Se il calcestruzzo romano è durato così tanto attraverso i millenni, finalmente sappiamo perché: durante gli scavi di un cantiere romano rimasto intatto dal 79 d.C. e scoperto recentemente a Pompei, è risultato evidente agli archeologi l'uso della "miscelazione a caldo", tecnica che conferiva al materiale proprietà di auto-riparazione e resistenza. Admir Masic, professore di ingegneria civile e ambientale al Massachusetts Institute of Technology (MIT) e responsabile dello studio pubblicato sulla rivista Nature, ha commentato:
Studiandolo mi è sembrato davvero di tornare indietro nel tempo e di essere accanto agli operai mentre mescolavano e posavano il calcestruzzo
La scoperta, in un edificio nella “Regio IX, Insula 10” della città — con muri in costruzione, pile di materiali grezzi, strumenti di lavoro e attrezzi da muratori — dimostra che i muratori dell'epoca mescolavano la calce viva con materiali vulcanici a secco prima di aggiungere l'acqua, generando reazioni termiche capaci di preservare minerali fortemente reattivi utili a cicatrizzare nel tempo le microfratture delle strutture.
La scoperta del team di archeologi è particolarmente rara per una ragione: infatti, è la prima volta che viene trovato un vero "cantiere romano attivo", e con "attivo" intendiamo dire che l'edificio in costruzione al suo interno non era stato completato a causa dell'eruzione del 79 d.C., che lo ha sigillato con la cenere. Proprio per questa ragione gli archeologi hanno potuto osservare come venissero preparati e miscelati allora i materiali da costruzione su strutture lasciate a metà.
Il calcestruzzo fu un materiale da costruzione indispensabile per i Romani, che lì aiutò a costruire strutture come il Colosseo, i templi a cupola, le terme, e persino ponti e acquedotti, visto che questo materiale può indurirsi sott'acqua (ciò lo rendeva essenziale anche nella costruzione di porti e frangiflutti).
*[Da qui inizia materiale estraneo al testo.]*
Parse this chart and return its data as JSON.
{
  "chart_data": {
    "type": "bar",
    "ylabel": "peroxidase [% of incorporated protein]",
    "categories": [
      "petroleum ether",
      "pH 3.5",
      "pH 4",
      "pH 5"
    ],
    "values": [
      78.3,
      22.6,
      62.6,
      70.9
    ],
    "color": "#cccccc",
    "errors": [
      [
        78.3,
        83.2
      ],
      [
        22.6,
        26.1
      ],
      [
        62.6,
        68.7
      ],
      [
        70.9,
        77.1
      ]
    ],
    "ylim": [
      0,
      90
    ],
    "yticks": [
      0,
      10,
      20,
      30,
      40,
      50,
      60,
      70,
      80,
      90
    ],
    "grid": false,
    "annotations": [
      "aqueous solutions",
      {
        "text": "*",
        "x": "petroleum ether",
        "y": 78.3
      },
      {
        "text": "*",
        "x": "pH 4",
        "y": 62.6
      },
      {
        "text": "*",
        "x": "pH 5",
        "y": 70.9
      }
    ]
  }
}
Per molto tempo si pensò che fosse corretto quanto riportato all'interno dei resoconti riportati in un trattato del I secolo a.C. dall'architetto e ingegnere romano Vitruvio, ossia che i Romani spegnessero la calce viva con acqua per trasformarla in calce spenta, per poi miscelarla con la pozzolana. Ma oggi abbiamo la certezza che non è stato così.
Secondo quanto riporta Nature, infatti, l’analisi chimica e microstrutturale dei campioni ritrovati ha dimostrato che i Romani usavano calce viva (quicklime) — e non la calce “spenta”, come si diceva nei testi antichi — miscelata a secco con materiali pozzolanici prima di aggiungere l’acqua. Questi materiali da soli non hanno capacità legante, ma reagiscono con la calce in presenza di acqua formando composti cementizi molto solidi e resistenti. Questo metodo, chiamato “hot mixing” (miscelazione a caldo), provoca una reazione esotermica: detto in parole povere, l’idratarsi della calce libera calore, che influenza la cristallizzazione della malta.

Questo tipo di lavorazione fa sì che all’interno del calcestruzzo si formino i “lime clasts”, dei piccoli grumi di calce viva inclusi che non si sono completamente sciolti durante la reazione, e che sono rimasti solo parzialmente idratati. Ecco, questi pezzetti sono calce viva molto reattiva fondamentale, perché funziona come "riserva di calcio" per il futuro della struttura, conferendole le proprietà meccaniche e la durabilità del materiale. Quando il calcestruzzo si spacca, questi lime clasts rilasciano calcio che “tappa” le crepe, permettendogli di autoripararsi e di durare per millenni.
Questa scoperta può aiutare i costruttori moderni a correggere o ampliare le nostre conoscenze sulle tecniche costruttive romane e ispirare lo sviluppo di calcestruzzi moderni più duraturi e sostenibili, con proprietà di auto-riparazione e minore impatto ambientale. L’archeologia incontra quindi la scienza dei materiali, e nel farlo offre un ponte tra “sapere antico” e innovazione per l’edilizia moderna e futura.